A defesa de Ferreira Diniz pediu hoje mais uma vez a sua absolvição no processo de pedofilia da Casa Pia. Segundo a advogada do médico, a acusação localiza o abuso na clínica ou em casa de Ferreira Diniz, o que contraria o padrão habitual dos abusadores que preferem locais que sejam desconhecidos.
No segundo dia das suas alegações finais, a advogada Maria João Costa afirmou que, à excepção de Elvas, os jovens alegam ter sido abusados em locais de trabalho do médico, como o Centro de Saúde na Graça, a sua clínica em Belém, ou no seu andar de residência, no Restelo, todos em Lisboa.
"A todos estes locais Ferreira Diniz está indissociavelmente ligado, enquanto o Ministério Público diz que é normal os abusadores procurarem sítios onde não são conhecidos", acentuou, interrogando-se depois: "Então, como se justifica as acusações centrarem-se nestes locais?"

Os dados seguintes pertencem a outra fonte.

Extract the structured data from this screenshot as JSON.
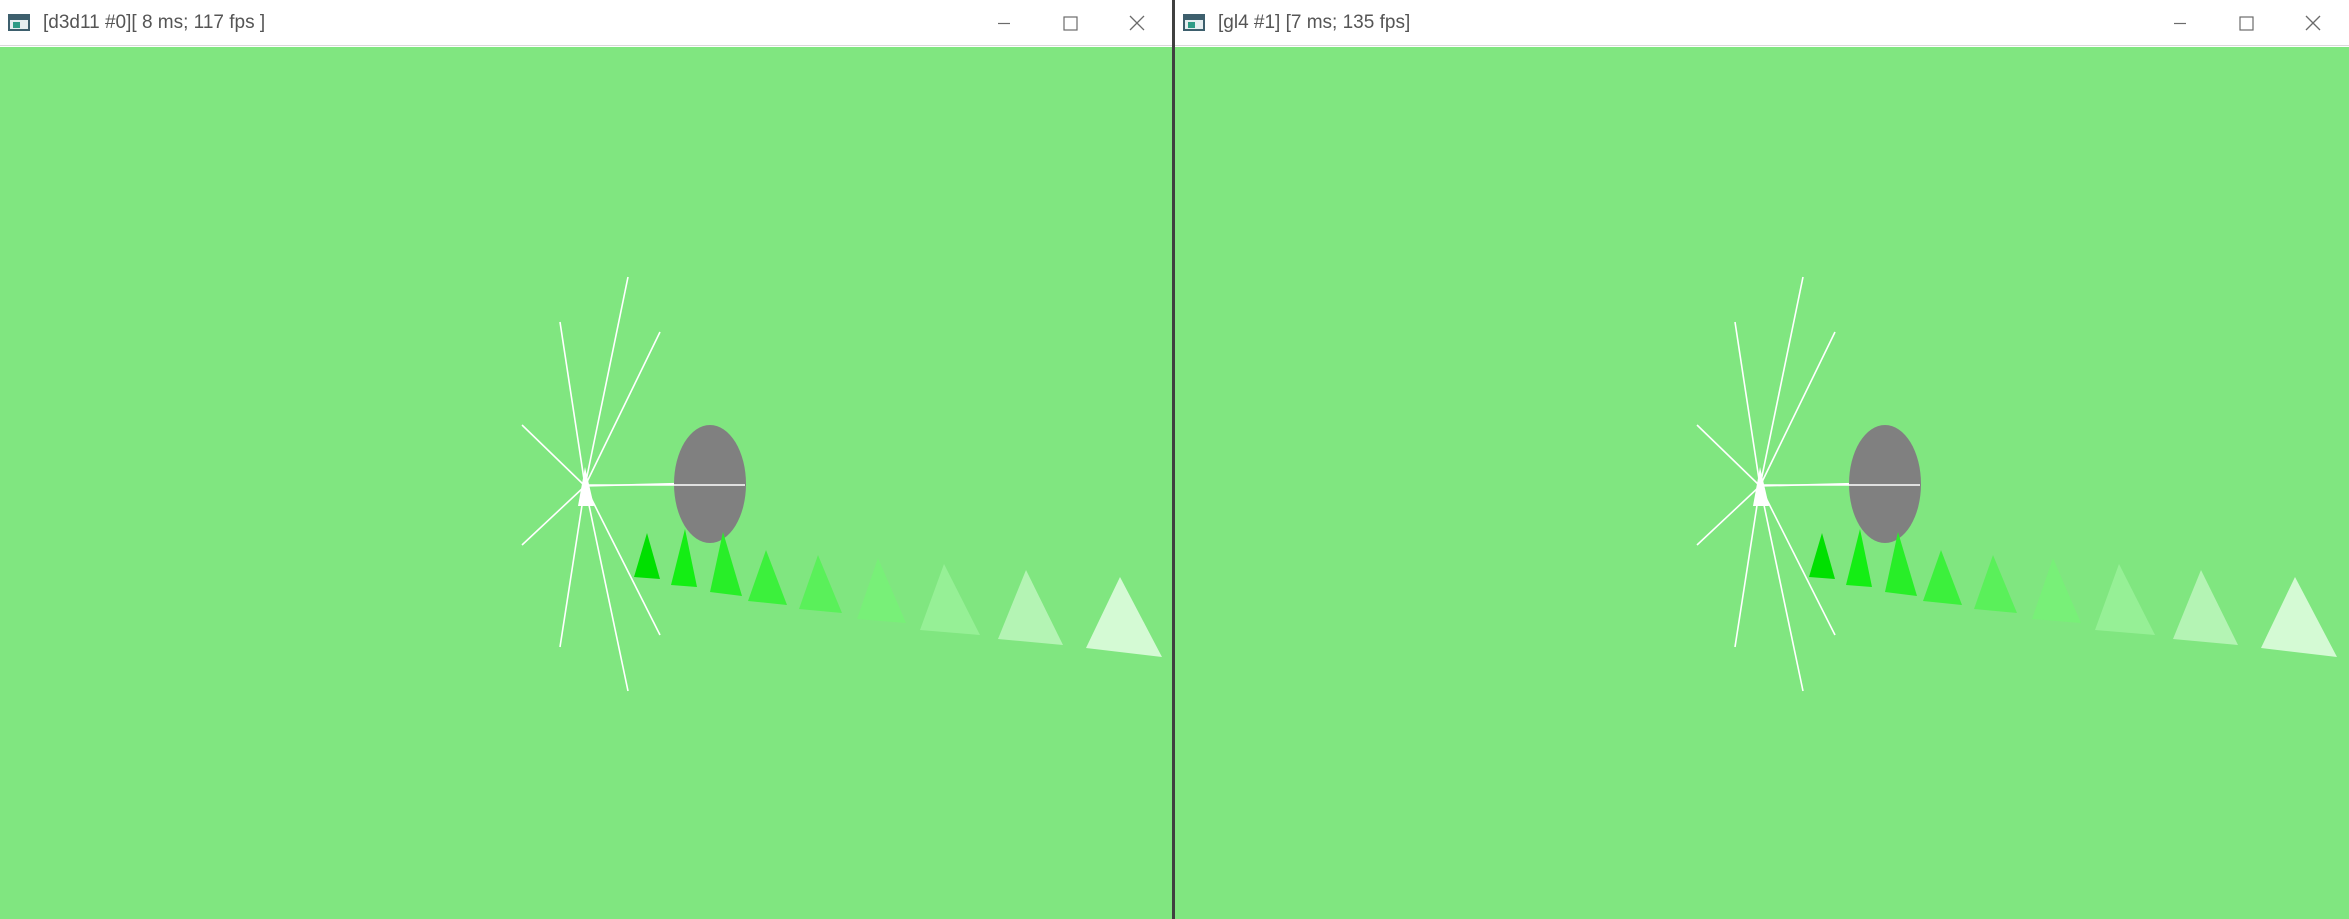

"Não faz sentido, de acordo com as regras da experiência comum", afirmou Maria João Costa, acrescentando que em todos os locais havia a presença de elementos da sua família. "A presença da família na vida e no trabalho de Ferreira Diniz é permanente. Desde a morte do pai, ele é o pilar da família e está sempre rodeado por eles", assegurou, dando como exemplo o caso da mãe, que permanecia na clínica do médico pelo menos entre as 08h00 e a hora de jantar.
"Basta usar a experiência comum para ver que a prática de abusos sexuais não é compatível com a vida deste homem", insistiu, ainda por cima no caso da clínica de Belém, "num gabinete pequenino, onde se ouvia tudo e com a família sempre ao pé".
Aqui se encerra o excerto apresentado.